Key Highlights
- Q3 diluted earnings per share hit $38.07, surpassing Wall Street’s $36.18 projection
- Revenue climbed 8.4% annually to $4.84 billion but came up short of the $4.86 billion target
- U.S. comparable store sales increased 4.1%; company-wide comps up 3.9% when adjusted for currency
- International comparable sales gained only 1.6% in constant currency due to weakness in Mexico and Brazil
- The retailer expanded its global presence by 82 net locations during the period, reaching 7,856 total stores
AutoZone delivered strong bottom-line results in its third fiscal quarter, but shares plunged 9.10% following the announcement as revenue figures narrowly trailed analyst projections.
The automotive aftermarket parts specialist announced diluted earnings of $38.07 per share for the 12-week period concluding May 9, 2026. This performance exceeded the analyst consensus of $36.18 compiled from 11 experts surveyed by Zacks.
Revenue reached $4.84 billion, representing an 8.4% increase compared to the same period last year. Nevertheless, Wall Street had anticipated $4.86 billion, meaning AutoZone fell slightly short on its revenue target.
Quarterly net income totaled $641.5 million. Operating profit expanded 6.6% to $923.8 million, driving the operating margin beyond the 19% threshold.
Gross margin came in at 52.2% of sales, representing a 57 basis point contraction year-over-year. Management pointed to a 77 basis point non-cash LIFO charge as the primary driver, though this was partially counterbalanced by other favorable factors.
Operating expenses relative to sales showed modest improvement, declining to 33.1% from 33.3% in the comparable quarter. The company attributed this efficiency gain to revenue expansion and disciplined cost controls.

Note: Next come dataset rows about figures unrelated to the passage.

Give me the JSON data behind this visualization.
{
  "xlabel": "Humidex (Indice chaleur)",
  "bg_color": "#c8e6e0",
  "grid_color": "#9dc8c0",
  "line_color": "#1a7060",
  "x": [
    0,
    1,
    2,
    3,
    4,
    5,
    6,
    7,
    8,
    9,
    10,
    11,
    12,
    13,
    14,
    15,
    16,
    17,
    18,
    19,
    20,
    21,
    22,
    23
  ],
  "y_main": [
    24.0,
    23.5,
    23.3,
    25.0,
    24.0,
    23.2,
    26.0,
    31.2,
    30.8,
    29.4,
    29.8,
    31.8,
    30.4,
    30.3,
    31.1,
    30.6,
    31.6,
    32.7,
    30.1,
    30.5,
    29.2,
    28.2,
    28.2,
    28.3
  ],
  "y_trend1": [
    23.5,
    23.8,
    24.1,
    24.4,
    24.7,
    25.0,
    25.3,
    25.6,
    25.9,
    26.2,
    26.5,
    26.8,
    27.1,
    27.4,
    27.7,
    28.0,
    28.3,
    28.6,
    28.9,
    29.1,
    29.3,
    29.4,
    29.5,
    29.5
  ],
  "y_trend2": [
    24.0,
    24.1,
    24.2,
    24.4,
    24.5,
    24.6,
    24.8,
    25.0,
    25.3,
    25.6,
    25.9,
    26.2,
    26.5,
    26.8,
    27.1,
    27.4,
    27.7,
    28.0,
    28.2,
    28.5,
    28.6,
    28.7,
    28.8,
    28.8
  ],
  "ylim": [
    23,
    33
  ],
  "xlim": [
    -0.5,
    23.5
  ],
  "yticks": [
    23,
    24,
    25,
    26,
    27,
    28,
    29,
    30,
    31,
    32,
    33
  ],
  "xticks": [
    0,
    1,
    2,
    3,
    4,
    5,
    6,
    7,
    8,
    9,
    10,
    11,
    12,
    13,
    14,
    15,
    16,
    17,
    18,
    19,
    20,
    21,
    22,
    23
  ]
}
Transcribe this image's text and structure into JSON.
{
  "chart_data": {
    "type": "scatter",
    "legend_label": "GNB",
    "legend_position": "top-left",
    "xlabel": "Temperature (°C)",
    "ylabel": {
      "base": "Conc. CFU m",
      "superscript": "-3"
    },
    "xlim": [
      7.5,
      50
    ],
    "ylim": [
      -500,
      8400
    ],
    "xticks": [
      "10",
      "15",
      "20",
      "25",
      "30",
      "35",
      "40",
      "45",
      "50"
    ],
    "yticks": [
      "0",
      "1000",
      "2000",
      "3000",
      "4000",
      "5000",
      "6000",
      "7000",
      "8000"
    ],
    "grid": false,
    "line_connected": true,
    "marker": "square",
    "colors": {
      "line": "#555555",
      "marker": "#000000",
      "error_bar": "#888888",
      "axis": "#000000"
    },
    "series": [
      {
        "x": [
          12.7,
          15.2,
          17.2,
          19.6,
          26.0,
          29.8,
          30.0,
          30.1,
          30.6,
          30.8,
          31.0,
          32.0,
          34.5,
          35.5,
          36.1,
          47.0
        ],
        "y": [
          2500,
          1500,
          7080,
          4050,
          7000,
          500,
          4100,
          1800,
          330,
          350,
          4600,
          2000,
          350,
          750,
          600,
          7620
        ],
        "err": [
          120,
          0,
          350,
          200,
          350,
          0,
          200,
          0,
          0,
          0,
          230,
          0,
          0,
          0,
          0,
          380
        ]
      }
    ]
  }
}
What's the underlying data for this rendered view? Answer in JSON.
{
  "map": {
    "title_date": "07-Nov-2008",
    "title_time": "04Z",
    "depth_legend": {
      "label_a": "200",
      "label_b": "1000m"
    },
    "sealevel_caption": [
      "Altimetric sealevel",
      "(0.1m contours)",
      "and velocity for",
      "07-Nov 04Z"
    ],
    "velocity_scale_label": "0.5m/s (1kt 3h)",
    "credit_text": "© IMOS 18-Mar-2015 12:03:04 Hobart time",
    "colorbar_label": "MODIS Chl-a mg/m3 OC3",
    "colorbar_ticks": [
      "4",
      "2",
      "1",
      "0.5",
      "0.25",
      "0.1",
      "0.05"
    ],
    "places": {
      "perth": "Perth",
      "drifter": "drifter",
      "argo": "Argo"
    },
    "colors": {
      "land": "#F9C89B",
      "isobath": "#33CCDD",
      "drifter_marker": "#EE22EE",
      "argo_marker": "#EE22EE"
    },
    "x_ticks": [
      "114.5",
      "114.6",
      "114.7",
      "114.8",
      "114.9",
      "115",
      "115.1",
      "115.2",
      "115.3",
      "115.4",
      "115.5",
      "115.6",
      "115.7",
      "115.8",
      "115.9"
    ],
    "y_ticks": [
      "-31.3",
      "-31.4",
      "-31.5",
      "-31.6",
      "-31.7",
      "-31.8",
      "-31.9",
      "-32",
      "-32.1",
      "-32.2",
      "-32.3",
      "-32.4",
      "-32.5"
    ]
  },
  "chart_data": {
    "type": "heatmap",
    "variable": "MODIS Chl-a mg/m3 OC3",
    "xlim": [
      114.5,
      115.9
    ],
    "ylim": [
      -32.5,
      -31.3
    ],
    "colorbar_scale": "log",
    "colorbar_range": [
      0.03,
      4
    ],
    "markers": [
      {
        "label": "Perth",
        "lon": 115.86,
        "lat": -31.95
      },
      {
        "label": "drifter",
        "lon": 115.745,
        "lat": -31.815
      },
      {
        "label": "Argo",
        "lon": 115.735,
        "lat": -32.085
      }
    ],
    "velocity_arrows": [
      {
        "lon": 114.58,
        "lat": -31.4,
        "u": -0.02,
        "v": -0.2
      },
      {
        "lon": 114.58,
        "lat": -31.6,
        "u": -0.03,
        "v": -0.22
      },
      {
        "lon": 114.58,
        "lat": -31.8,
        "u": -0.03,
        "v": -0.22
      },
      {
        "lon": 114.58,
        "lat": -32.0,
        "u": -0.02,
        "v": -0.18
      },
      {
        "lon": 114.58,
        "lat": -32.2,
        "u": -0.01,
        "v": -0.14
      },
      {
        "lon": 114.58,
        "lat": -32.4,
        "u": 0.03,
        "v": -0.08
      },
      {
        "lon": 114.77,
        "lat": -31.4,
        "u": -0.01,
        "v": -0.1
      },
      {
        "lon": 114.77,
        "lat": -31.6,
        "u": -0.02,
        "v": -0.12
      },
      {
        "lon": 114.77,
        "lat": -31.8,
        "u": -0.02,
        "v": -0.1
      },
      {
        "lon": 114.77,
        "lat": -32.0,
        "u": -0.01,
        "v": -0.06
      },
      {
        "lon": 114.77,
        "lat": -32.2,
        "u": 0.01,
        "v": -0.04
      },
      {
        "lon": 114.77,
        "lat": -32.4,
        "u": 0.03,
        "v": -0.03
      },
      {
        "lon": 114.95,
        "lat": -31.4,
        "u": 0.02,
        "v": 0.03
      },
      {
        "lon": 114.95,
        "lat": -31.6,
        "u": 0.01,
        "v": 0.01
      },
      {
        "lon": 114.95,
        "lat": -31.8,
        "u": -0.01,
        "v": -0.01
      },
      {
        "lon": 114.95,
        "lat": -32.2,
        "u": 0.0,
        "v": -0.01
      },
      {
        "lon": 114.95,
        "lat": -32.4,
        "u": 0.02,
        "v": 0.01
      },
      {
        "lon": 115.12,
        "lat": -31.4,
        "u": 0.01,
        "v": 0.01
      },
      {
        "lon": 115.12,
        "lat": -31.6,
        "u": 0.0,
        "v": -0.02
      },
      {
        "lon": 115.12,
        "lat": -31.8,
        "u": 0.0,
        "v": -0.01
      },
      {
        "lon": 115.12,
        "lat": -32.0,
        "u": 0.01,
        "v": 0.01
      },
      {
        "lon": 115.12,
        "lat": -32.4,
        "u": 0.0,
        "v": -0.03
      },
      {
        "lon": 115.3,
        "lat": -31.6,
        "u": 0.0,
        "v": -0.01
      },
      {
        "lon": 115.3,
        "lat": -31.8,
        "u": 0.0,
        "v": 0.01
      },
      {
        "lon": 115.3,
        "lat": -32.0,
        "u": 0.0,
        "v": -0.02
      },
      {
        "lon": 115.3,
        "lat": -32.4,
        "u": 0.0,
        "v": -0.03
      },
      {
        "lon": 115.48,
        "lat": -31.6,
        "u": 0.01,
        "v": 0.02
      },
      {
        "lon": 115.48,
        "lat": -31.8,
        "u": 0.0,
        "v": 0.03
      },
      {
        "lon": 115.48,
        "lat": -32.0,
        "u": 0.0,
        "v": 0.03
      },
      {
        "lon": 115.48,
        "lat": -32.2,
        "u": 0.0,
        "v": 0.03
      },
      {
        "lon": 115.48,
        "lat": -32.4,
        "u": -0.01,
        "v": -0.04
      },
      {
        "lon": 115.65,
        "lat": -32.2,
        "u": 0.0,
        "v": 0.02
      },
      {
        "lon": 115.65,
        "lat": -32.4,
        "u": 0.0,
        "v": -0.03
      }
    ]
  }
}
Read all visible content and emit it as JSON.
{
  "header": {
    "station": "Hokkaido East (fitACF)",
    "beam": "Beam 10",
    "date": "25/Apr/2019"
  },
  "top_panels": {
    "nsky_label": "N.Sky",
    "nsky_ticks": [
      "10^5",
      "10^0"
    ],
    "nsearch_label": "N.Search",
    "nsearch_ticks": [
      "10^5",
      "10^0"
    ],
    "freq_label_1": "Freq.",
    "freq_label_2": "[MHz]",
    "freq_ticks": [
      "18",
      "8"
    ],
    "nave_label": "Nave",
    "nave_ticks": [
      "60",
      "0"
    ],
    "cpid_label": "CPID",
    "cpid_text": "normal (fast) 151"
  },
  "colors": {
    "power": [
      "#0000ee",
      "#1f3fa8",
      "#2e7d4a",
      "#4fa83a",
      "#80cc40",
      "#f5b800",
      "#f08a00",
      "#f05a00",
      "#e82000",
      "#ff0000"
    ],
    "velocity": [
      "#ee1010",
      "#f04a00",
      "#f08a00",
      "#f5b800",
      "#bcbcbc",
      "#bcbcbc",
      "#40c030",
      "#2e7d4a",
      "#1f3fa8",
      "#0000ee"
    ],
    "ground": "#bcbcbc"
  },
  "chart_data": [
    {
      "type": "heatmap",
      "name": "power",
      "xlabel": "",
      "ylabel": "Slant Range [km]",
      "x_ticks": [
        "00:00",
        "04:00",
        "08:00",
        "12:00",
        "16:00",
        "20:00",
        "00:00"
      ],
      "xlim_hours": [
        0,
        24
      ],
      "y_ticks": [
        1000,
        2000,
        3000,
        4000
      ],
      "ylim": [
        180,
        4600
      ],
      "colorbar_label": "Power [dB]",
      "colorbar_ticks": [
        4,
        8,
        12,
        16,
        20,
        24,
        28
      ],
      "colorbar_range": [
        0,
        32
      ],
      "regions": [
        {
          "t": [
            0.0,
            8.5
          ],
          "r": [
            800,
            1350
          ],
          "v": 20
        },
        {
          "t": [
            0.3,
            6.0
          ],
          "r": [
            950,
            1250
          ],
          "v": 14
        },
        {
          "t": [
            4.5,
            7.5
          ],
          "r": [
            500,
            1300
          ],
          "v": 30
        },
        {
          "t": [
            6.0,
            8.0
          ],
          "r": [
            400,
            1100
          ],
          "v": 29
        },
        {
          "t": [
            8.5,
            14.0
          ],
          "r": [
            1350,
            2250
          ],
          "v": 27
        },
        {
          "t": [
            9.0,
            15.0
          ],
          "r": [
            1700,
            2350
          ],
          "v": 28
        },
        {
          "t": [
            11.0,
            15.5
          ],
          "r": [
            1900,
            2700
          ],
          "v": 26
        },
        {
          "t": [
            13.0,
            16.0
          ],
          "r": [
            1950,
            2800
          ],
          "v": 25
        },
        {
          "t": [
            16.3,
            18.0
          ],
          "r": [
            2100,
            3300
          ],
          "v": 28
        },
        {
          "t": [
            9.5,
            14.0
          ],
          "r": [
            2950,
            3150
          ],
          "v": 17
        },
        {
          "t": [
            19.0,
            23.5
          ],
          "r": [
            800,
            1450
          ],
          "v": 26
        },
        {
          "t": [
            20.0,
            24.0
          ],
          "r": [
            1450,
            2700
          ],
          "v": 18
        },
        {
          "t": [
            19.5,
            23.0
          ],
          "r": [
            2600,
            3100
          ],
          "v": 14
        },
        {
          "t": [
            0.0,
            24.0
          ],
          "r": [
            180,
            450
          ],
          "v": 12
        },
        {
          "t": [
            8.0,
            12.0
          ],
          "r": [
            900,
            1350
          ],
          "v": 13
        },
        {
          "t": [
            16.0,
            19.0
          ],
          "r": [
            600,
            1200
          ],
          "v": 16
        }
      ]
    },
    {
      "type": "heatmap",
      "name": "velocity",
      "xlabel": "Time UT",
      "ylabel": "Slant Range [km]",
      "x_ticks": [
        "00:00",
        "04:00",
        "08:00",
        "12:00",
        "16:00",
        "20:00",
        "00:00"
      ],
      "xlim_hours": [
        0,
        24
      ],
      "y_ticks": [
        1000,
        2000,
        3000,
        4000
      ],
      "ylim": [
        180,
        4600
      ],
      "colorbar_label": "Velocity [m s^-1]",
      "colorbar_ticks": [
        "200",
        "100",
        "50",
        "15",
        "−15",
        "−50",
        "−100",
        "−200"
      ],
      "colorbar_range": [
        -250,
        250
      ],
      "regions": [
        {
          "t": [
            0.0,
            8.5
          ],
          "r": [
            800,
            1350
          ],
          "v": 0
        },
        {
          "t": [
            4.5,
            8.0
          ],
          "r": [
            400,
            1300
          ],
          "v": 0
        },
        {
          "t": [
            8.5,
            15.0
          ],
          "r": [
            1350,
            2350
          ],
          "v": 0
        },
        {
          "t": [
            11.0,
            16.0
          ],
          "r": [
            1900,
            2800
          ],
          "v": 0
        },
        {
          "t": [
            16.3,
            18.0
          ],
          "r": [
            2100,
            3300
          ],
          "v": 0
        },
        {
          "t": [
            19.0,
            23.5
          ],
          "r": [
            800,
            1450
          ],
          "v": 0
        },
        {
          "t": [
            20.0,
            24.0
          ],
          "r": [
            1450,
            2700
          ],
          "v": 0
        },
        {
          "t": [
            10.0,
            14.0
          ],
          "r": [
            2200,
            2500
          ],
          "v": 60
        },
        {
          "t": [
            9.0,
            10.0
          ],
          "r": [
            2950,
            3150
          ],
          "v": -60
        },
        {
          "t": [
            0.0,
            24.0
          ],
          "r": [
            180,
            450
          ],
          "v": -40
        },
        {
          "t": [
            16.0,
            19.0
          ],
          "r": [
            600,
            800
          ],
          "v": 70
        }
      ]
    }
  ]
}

U.S. Operations Maintain Momentum
Both retail and professional customer channels delivered growth in the domestic market throughout the quarter. U.S. comparable store sales advanced 4.1%, while consolidated comparable sales grew 3.9% when currency fluctuations are neutralized.
Chief Executive Phil Daniele commented that performance remained balanced across all customer categories. The company did not provide granular data separating DIY and professional sales channels.
Overseas Performance Falls Short
International comparable store sales jumped 16.6% on a nominal basis, but this figure contracts dramatically to merely 1.6% in constant currency after eliminating foreign exchange impacts.
Business units in Mexico and Brazil performed below management’s expectations. Daniele recognized these shortcomings while expressing confidence that AutoZone continues to capture additional market share in both territories.
The company established 82 net new locations globally throughout the quarter. Domestic expansion accounted for 57 units, Mexico contributed 20, and Brazil added five. AutoZone’s worldwide footprint now encompasses 7,856 stores.
For the complete fiscal year, management projects opening between 355 and 365 new locations.
Inventory levels increased 10.8% year-over-year to $7.56 billion, reflecting strategic growth investments and inflationary pressures.
During the quarter, AutoZone deployed $586.3 million toward share repurchases, retiring 164,000 shares at an average cost of $3,582 per share. The company retained $804.2 million in remaining authorization under its current buyback program as the quarter concluded.